The Atlanta metropolitan areas has a massive number of African restaurants. Here are 9 to check out.
After Washington, DC and New York, the Atlanta Metropolitan area has the third largest population of African immigrants from Sub-Saharan Africa. This is reflected in the massive number of African restaurants in the metropolitan area—Yelp lists more than 50 restaurants that serve African cuisine in Atlanta—an impressive number even if it doesn't compare to the hundreds of African restaurants in the D.C. and New York area.
African cuisine in this black metropolis spans the usual gamut—Senegalese, Nigerian and Ethiopian. Although Ethiopian restaurants have long dominated the African dining scene (there are at least 7 Ethiopian restaurants in the area), new West African restaurants are starting to attract curious diners as well. As a bonus, there are also several restaurants dedicated to South African cuisine. Restauranteur Justine Anthony launched his first South African restaurant—10 Degrees South—more than 10 years ago and today he has five restaurants focusing on everything from South African beef jerky to sandwiches.
Check out 9 of the best African restaurants in Atlanta below.

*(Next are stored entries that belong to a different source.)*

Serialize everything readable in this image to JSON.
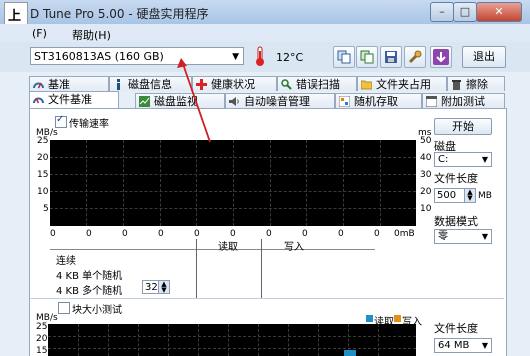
{
  "window": {
    "logo": "上",
    "title": "D Tune Pro 5.00 - 硬盘实用程序"
  },
  "menu": [
    {
      "label": "(F)"
    },
    {
      "label": "帮助(H)"
    }
  ],
  "toolbar": {
    "drive": "ST3160813AS (160 GB)",
    "temperature": "12°C",
    "exit_label": "退出"
  },
  "tabs_top": [
    {
      "label": "基准",
      "icon": "gauge-icon"
    },
    {
      "label": "磁盘信息",
      "icon": "info-icon"
    },
    {
      "label": "健康状况",
      "icon": "health-cross-icon"
    },
    {
      "label": "错误扫描",
      "icon": "magnifier-icon"
    },
    {
      "label": "文件夹占用",
      "icon": "folder-icon"
    },
    {
      "label": "擦除",
      "icon": "trash-icon"
    }
  ],
  "tabs_bottom": [
    {
      "label": "文件基准",
      "icon": "file-gauge-icon"
    },
    {
      "label": "磁盘监视",
      "icon": "monitor-icon"
    },
    {
      "label": "自动噪音管理",
      "icon": "speaker-icon"
    },
    {
      "label": "随机存取",
      "icon": "random-icon"
    },
    {
      "label": "附加测试",
      "icon": "extra-icon"
    }
  ],
  "transfer_chart": {
    "checkbox_label": "传输速率",
    "left_unit": "MB/s",
    "right_unit": "ms",
    "y_left": [
      "25",
      "20",
      "15",
      "10",
      "5"
    ],
    "y_right": [
      "50",
      "40",
      "30",
      "20",
      "10"
    ],
    "x_ticks": [
      "0",
      "0",
      "0",
      "0",
      "0",
      "0",
      "0",
      "0",
      "0",
      "0",
      "0mB"
    ]
  },
  "results_table": {
    "col_read": "读取",
    "col_write": "写入",
    "row_seq": "连续",
    "row_4k_single": "4 KB 单个随机",
    "row_4k_multi": "4 KB 多个随机",
    "queue_depth": "32"
  },
  "side_panel": {
    "start_label": "开始",
    "disk_label": "磁盘",
    "disk_value": "C:",
    "file_length_label": "文件长度",
    "file_length_value": "500",
    "file_length_unit": "MB",
    "data_mode_label": "数据模式",
    "data_mode_value": "零"
  },
  "block_chart": {
    "checkbox_label": "块大小测试",
    "unit": "MB/s",
    "legend_read": "读取",
    "legend_write": "写入",
    "y_left": [
      "25",
      "20",
      "15"
    ],
    "file_length_label": "文件长度",
    "file_length_value": "64 MB"
  }
}
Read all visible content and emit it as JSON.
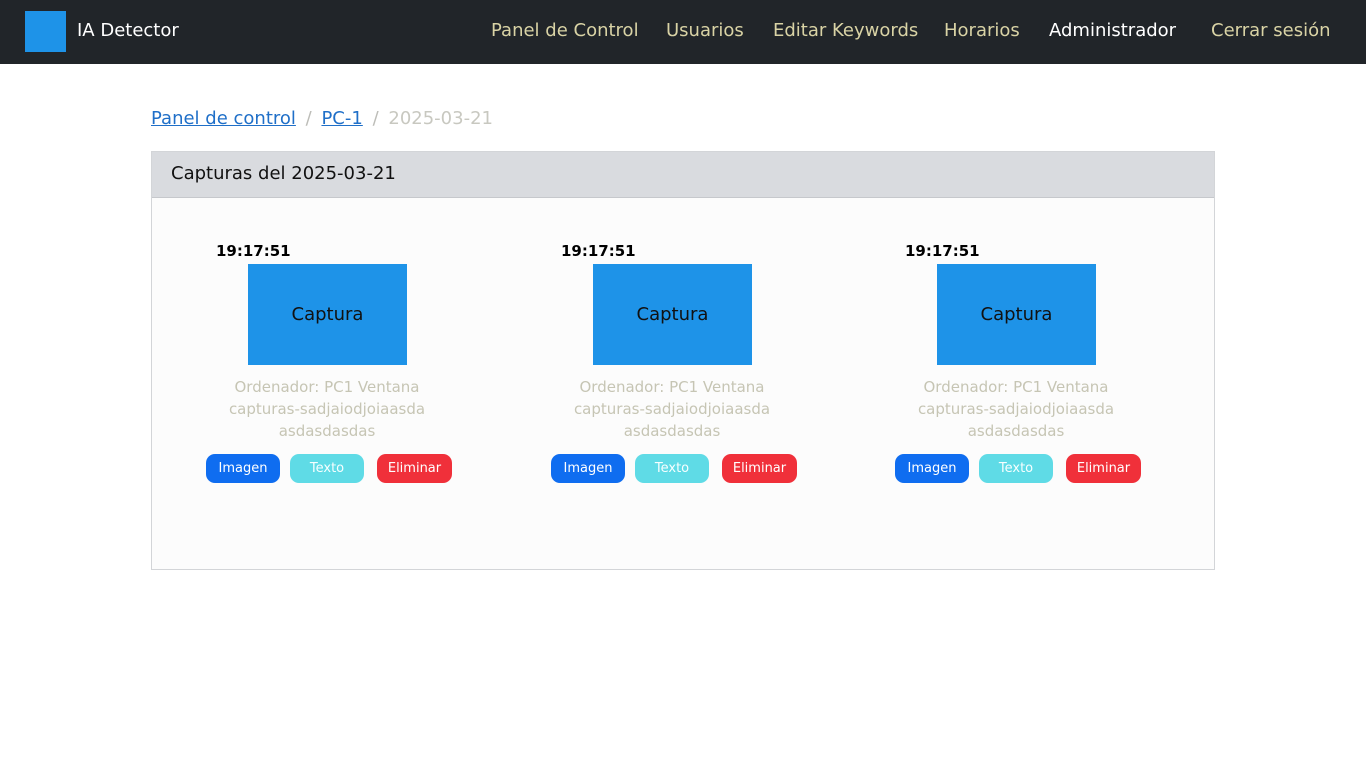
{
  "navbar": {
    "brand": "IA Detector",
    "links": [
      {
        "label": "Panel de Control"
      },
      {
        "label": "Usuarios"
      },
      {
        "label": "Editar Keywords"
      },
      {
        "label": "Horarios"
      },
      {
        "label": "Administrador"
      },
      {
        "label": "Cerrar sesión"
      }
    ]
  },
  "breadcrumb": {
    "items": [
      "Panel de control",
      "PC-1"
    ],
    "separator": "/",
    "current": "2025-03-21"
  },
  "card": {
    "title": "Capturas del 2025-03-21"
  },
  "captures": [
    {
      "time": "19:17:51",
      "thumb_label": "Captura",
      "description": "Ordenador: PC1 Ventana capturas-sadjaiodjoiaasda asdasdasdas",
      "buttons": {
        "image": "Imagen",
        "text": "Texto",
        "delete": "Eliminar"
      }
    },
    {
      "time": "19:17:51",
      "thumb_label": "Captura",
      "description": "Ordenador: PC1 Ventana capturas-sadjaiodjoiaasda asdasdasdas",
      "buttons": {
        "image": "Imagen",
        "text": "Texto",
        "delete": "Eliminar"
      }
    },
    {
      "time": "19:17:51",
      "thumb_label": "Captura",
      "description": "Ordenador: PC1 Ventana capturas-sadjaiodjoiaasda asdasdasdas",
      "buttons": {
        "image": "Imagen",
        "text": "Texto",
        "delete": "Eliminar"
      }
    }
  ],
  "colors": {
    "navbar_bg": "#212529",
    "accent": "#1e93e8",
    "button_image": "#0f6df0",
    "button_text": "#5fdbe6",
    "button_delete": "#f0303a"
  }
}
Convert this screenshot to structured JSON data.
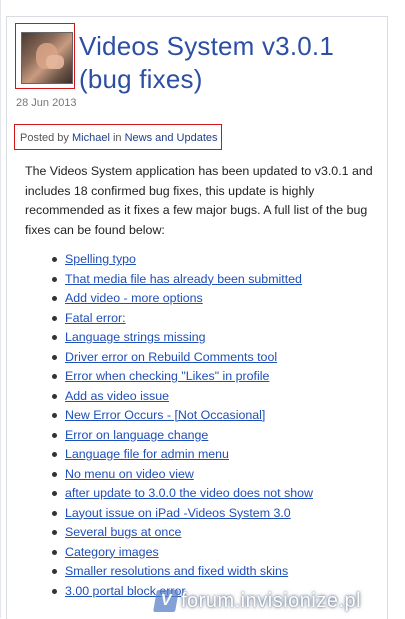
{
  "post": {
    "title": "Videos System v3.0.1 (bug fixes)",
    "date": "28 Jun 2013",
    "posted_by_prefix": "Posted by",
    "author": "Michael",
    "in_word": "in",
    "category": "News and Updates",
    "body": "The Videos System application has been updated to v3.0.1 and includes 18 confirmed bug fixes, this update is highly recommended as it fixes a few major bugs. A full list of the bug fixes can be found below:",
    "bug_list": [
      "Spelling typo",
      "That media file has already been submitted",
      "Add video - more options",
      "Fatal error:",
      "Language strings missing",
      "Driver error on Rebuild Comments tool",
      "Error when checking \"Likes\" in profile",
      "Add as video issue",
      "New Error Occurs - [Not Occasional]",
      "Error on language change",
      "Language file for admin menu",
      "No menu on video view",
      "after update to 3.0.0 the video does not show",
      "Layout issue on iPad -Videos System 3.0",
      "Several bugs at once",
      "Category images",
      "Smaller resolutions and fixed width skins",
      "3.00 portal block error"
    ]
  },
  "watermark": {
    "text": "forum.invisionize.pl",
    "badge": "V"
  },
  "colors": {
    "highlight_border": "#d2141b",
    "title": "#2c4fa3",
    "link": "#1f4fb8"
  }
}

LOCATION: 3086 Briarcliff Rd NE
There are four Ethiopian restaurants at the intersection of Clairmont Road and Briarcliff Road, making the area Atlanta's own "Little Ethiopia". But Desta is by far the most popular and established of the lot. It's the most popular African restaurant in Atlanta. Period. Desta combines Ethiopian flavors with modern American dining expectations—individual plates, bar-like atmosphere, and bold colors. It's a formula that works, even though Ethiopian food purists might be put off. Signature entrees include Lamb and Tibs (sautéed meat and vegetables), Filet Mignon, Fish Tibs, Biret Mitad Tib, Ribeye Tibs, Chicken Tibs, among others. Their lamb is the best. For people with limited time, the restaurant even has a drive through.
LOCATION: 3125 Briarcliff Rd NE Ste C
Desta may be more popular, but those who really know their Ethiopian cuisine swear that Bahel is better and more authentic. Since opening across the street from Desta in 2010, Bahel has been grateful for the overflow of business. The food here is made for Ethiopians and people who know Ethiopian food so communal eating rules.
LOCATION: 4183 Roswell Rd NE
When a knee injury sidelined South African soccer player Justin Anthony, he looked to the restaurant business to reinvent himself. The South African opened America's first restaurant serving South African cuisine twenty years ago. The menu features Peri Peri Chicken (a Portuguese- spiced chicken that South Africans love), boerewors (farmer's sausage), malva pudding and South Africa sparkling grape juice. Diners love the back bar and patio area.
LOCATION: 675 Ponce de Leon Ave NE
In 2015 the owner of 10 Degrees South launched Biltong Bar, a cocktail restaurant dedicated to South African dried meat. Biltong is like beef jerky but much smoother and not as tough. People come for the beef jerky but they stay for the craft cocktails.
LOCATION: 3380 Holcomb Bridge Rd
The Songhai Empire was a state that dominated the western Sahel in the 15th and 16th century. At its peak, it was one of the largest states in African history. Café Songhai is well on its way to becoming the most frequented West African restaurant in Atlanta. This strip mall African restaurant serves a mixture of Nigerian and Ghanaian food—Jollof rice, light Goat soup, okra soup, egusi soup with pounded yam. In recent months the restaurant started offering entertainment on the weekends - everything from music to comedy.
LOCATION: 3700 Campbellton Rd
It's crazy to know that before the mid-2010s, Atlanta didn't have a proper Senegalese restaurant. Bamba offers a broad selection of Senegalese cuisine - Theibs, Yassa, Mafé and even Dibi (Senegalese Barbecue). The $12 takeaway plates can feed two people. They even serve Fattayah—a beef & lamb patty in a crispy flour tortilla.
LOCATION: 2285 Peachtree Rd NE
Imperial FEZ is not your run in for a quick meal type of restaurant. People go there for the Moroccan food and a 2.5-hour experience that
typically includes belly dancing, a five-course meal of lentil soup, salad, Bastilla pastry appetizer, mixed roasted and rice course, dessert, and tea.
LOCATION: 209 Edgewood Ave SE
This popular lunch restaurant serves up African and Caribbean staples like Jerk chicken and jollof rice. Most African restaurants are located on the edge of the city, so it's nice to have one right downtown that caters to lunchtime customers.
LOCATION: 111 W Paces Ferry Rd NW
In the summer it's a beach house and in the winter it's a ski lodge. It's a tapas style restaurant that serves South African and American dishes. So alongside a charcuterie board are ostrich sliders.